Barneys, meanwhile, is launching its first Lunar New Year-themed marketing campaign in 2014. The department store has increased adverts in Chinese magazines and is testing campaigns around Chinese payment system Union Pay, it said.

Luxury firms are also going online to woo Chinese shoppers. Tiffany has a Chinese engagement ring app while Chanel offers an online make-up “classroom”. Italian fashion house Fendi has held talks on China’s Twitter-like Weibo, while Prada SpA and Christian Dior SA have Chinese videos online.
Luxury travel clubs for wealthy Chinese travelers have also their iPad App: The Shanghai Travelers’ Club has its own App, entirely in Chinese Mandarin, and features articles about US$50M private jets, gold plated hand made laptops, or entire private islands for rent for discerning (and rich) Chinese tourists.

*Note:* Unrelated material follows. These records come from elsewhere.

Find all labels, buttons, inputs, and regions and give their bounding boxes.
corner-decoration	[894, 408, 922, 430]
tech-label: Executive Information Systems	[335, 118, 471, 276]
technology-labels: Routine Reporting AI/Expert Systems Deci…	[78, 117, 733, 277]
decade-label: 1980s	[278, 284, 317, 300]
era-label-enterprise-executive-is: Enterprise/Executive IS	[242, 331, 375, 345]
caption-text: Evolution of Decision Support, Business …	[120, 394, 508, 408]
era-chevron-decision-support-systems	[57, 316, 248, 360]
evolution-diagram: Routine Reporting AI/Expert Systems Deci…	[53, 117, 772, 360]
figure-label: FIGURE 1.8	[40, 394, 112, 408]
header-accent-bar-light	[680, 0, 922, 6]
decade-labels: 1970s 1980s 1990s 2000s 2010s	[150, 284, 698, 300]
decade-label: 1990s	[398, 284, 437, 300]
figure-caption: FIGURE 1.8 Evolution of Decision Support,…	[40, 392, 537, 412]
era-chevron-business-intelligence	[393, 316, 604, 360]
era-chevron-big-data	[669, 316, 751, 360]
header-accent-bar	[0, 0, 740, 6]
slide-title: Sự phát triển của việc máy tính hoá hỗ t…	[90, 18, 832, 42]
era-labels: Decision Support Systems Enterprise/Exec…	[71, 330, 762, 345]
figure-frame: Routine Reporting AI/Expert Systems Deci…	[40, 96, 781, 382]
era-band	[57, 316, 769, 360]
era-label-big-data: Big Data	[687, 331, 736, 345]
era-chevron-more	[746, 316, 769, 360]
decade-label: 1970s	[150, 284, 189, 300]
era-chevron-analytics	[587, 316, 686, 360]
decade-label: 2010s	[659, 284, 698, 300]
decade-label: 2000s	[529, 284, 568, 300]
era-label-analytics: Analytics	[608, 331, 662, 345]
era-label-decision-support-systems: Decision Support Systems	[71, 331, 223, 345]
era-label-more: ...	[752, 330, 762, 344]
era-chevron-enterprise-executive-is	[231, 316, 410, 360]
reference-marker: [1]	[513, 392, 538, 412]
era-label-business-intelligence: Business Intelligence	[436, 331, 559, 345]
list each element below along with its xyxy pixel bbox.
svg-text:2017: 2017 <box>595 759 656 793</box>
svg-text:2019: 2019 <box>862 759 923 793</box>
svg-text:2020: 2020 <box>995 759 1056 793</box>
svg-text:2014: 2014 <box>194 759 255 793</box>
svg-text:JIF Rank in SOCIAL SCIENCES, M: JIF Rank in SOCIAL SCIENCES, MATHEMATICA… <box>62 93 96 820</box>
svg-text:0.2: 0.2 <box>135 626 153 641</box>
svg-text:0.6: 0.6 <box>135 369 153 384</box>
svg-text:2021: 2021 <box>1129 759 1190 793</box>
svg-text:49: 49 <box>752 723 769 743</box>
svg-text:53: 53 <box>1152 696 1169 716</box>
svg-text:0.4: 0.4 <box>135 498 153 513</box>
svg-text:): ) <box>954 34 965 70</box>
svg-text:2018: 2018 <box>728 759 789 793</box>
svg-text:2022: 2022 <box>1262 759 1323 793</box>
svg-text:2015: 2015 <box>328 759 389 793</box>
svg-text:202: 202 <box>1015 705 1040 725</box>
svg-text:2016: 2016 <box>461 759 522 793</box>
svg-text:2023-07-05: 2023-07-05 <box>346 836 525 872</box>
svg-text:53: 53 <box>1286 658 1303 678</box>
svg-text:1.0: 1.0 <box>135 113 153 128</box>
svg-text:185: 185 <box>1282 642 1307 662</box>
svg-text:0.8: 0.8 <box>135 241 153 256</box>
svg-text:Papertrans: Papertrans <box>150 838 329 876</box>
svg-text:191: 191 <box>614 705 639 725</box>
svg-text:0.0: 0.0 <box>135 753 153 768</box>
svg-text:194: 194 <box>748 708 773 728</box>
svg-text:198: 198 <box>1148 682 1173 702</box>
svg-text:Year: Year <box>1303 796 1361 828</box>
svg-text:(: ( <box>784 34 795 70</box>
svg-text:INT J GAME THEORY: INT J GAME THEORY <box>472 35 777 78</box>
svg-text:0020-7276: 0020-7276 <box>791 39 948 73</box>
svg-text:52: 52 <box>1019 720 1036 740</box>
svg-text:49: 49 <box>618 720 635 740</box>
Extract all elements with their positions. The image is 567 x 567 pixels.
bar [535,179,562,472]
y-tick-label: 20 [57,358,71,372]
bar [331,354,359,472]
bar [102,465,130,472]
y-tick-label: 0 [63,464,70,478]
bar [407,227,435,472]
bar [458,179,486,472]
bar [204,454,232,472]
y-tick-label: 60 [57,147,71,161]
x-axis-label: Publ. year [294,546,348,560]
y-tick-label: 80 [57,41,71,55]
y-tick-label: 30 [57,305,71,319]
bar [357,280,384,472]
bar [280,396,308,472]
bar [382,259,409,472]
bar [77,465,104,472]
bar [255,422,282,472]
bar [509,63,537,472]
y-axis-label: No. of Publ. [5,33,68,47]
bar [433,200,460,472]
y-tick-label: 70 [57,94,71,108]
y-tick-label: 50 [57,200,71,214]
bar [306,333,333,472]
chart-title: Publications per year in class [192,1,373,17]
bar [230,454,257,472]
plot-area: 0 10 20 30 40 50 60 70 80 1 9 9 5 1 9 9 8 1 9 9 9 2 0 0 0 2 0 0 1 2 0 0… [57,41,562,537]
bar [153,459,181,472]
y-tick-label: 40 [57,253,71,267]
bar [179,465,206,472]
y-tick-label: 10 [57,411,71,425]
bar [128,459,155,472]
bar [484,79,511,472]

Luxury leather goods firm Coach Inc has a U.S.-focused campaign in Mandarin using popular Chinese social media app WeChat. The app, developed by Tencent Holdings Ltd , has 272 million users worldwide.
Coach tailors some of its U.S. products for Chinese shoppers, a spokeswoman said. Chinese are the fast-growing segment of the firm’s North American tourist sales, which make up a fifth of total sales in the region.
“This trend is going to continue because the Chinese are a lot more integrated in the global economy and really informed, especially about price,” said Bruno Lannes, Shanghai-based partner with Bain and lead author of the luxury market report.
“At the end of the day it comes to the same thing: shoppers will either travel or go online to buy abroad.”